Market Post: Munis Grind Higher as New Issues Well Received

The tax-exempt market continued to firm as new issues were well received and bonds traded higher in the secondary market.

Connecticut and New York's Metropolitan Transportation Authority were the largest deals to price for retail investors. "The MTA deal looks OK and priced at plus 80 basis points to the scale," a New Jersey trader said. "So new issue product is still doing OK."

In the secondary market, this trader said bonds issued last week were trading higher. "Healthcare deals that came last week traded up. Puerto Rico is coming back a little bit too."

Still, as yields fell for the sixth consecutive session on Tuesday, some traders are hesitant to buy much more. "We are coming back into hesitation at these lower yields," the trader said. "The market is OK and it's grinding higher but we are having a little resistance."

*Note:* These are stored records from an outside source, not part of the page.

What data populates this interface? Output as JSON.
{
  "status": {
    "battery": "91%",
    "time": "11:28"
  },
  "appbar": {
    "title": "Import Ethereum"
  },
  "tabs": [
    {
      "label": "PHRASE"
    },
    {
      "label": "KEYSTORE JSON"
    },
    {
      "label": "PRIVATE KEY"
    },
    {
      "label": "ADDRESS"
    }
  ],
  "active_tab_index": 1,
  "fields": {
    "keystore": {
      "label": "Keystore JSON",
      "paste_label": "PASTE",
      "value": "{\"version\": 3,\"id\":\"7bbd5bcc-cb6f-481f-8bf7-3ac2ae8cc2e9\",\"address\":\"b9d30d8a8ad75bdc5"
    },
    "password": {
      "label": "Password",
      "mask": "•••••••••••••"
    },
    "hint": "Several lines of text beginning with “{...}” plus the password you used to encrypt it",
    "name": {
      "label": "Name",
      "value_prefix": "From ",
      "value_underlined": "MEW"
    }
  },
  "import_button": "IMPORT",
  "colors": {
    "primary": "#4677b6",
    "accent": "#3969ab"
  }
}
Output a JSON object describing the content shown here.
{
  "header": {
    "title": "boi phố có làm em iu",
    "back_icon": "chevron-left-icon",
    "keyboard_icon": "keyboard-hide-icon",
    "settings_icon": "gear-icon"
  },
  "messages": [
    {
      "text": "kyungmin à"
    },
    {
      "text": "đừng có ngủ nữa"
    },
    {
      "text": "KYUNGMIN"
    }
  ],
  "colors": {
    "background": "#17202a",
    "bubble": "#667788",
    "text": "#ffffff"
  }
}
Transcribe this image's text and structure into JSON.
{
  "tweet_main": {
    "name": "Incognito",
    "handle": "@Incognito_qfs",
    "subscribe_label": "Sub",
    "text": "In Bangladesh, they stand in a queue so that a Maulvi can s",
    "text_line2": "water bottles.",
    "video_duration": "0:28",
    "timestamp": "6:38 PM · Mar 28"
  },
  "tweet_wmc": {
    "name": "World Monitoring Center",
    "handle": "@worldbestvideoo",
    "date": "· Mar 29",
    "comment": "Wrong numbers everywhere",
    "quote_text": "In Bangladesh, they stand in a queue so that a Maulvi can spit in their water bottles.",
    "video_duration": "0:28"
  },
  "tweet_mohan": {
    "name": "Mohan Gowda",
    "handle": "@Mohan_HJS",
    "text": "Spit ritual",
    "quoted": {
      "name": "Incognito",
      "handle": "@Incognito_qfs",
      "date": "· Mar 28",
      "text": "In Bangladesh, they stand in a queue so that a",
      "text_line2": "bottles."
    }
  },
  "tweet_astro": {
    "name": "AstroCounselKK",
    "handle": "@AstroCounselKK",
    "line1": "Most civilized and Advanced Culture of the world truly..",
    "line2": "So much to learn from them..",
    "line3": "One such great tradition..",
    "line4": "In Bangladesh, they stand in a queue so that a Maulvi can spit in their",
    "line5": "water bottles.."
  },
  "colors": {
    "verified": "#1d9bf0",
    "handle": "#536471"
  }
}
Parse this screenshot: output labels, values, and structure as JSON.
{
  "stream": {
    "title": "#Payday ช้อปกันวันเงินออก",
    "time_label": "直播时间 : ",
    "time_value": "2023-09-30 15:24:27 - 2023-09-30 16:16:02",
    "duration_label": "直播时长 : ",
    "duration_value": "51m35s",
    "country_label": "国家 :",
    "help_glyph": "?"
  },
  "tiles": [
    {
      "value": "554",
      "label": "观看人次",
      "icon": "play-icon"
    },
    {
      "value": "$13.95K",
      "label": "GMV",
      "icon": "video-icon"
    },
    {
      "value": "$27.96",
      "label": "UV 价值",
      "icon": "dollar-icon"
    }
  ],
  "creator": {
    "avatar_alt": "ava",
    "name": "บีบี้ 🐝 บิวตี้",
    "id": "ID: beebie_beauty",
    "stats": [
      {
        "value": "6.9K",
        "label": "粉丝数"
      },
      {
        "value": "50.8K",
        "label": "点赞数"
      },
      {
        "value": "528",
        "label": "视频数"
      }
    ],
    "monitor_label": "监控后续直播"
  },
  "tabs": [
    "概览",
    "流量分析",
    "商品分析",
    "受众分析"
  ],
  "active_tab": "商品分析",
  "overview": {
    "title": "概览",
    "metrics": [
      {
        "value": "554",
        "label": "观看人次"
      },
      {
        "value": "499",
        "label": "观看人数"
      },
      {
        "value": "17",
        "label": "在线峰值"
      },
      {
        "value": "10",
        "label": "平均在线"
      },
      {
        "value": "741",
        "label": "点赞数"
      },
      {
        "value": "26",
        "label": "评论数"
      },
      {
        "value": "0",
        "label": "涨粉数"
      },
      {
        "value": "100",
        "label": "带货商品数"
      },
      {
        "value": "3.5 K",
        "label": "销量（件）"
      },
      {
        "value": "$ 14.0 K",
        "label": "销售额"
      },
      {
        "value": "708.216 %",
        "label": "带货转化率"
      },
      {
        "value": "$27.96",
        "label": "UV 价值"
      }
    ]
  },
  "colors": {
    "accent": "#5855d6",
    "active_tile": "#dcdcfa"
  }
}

Siebert Brandford Shank & Co. priced for retail $600 million of Connecticut special tax obligation debt for transportation infrastructure financing. The bonds are rated Aa3 by Moody's Investors Service and AA by both Standard & Poor's and Fitch Ratings. Institutional pricing is expected Wednesday.

By Tuesday afternoon, retail had placed $155 million in orders.

Yields ranged from 0.60% with a 3% and 5% coupon in a split 2016 maturity to 4.25% priced at par in 2033. Bonds maturing in 2014 and 2015 were offered via sealed bid. Portions of bonds maturing between 2025 and 2033 were not offered for retail. The bonds are callable at par in 2023. Spreads ranged from five basis points to 38 basis points above Monday's Municipal Market Data scale.

Goldman, Sachs & Co. priced for retail $630 million of New York's Metropolitan Transportation Authority in two parts, rated A2 by Moody's and A by Standard & Poor's. The pricings will consist of $500 million and $130 million. Institutional pricing is expected Wednesday.

Yields on the first pricing of $500 million ranged from 0.50% with 3% and 5% coupons in a split 2015 maturity to 4.86% with a 5% coupon in 2043. Bonds maturing in 2014 were offered via sealed bid. The bonds are callable at par in 2023.

Yields on the second pricing of $130 million ranged from 3.23% with a 5% coupon in 2023 to 3.91% with a 5% coupon in 2027. The bonds are callable at par in 2023.

Goldman also priced $549.4 million special revenue bonds from the Nevada Unemployment Compensation Fund. The bonds are rated triple-A by Moody's and Standard & Poor's and AA-plus by Fitch.

Yields ranged from 0.23% with a 2% coupon in 2014 to 1.00% with a 5% coupon in 2018. Bonds maturing in 2018 are callable at par in 2017.

Bonds maturing in June between 2015 and 2017 were priced between one basis point richer and one basis point cheaper than Monday's MMD scale. Bonds maturing in December between 2014 and 2017 were priced with spreads ranging from five basis points to 12 basis points above the scale.

On Monday, yields on the triple-A Municipal Market Data scale ended as much as three basis points stronger. The 10-year and 30-year yields fell one basis point each to 2.48% and 4.06%, respectively. The two-year was steady at 0.35% for the 12th session.

Yields on the Municipal Market Advisors benchmark scale ended as much as two basis points firmer. The 10-year slid one basis point to 2.63%. The two-year and 30-year yields were steady at 0.53% and 4.23%, respectively, for the second session.

Treasuries continued to weaken Tuesday. The two-year and 10-year yields rose one basis point each to 0.33% and 2.53%, respectively. The 30-year yield rose three basis points to 3.64%.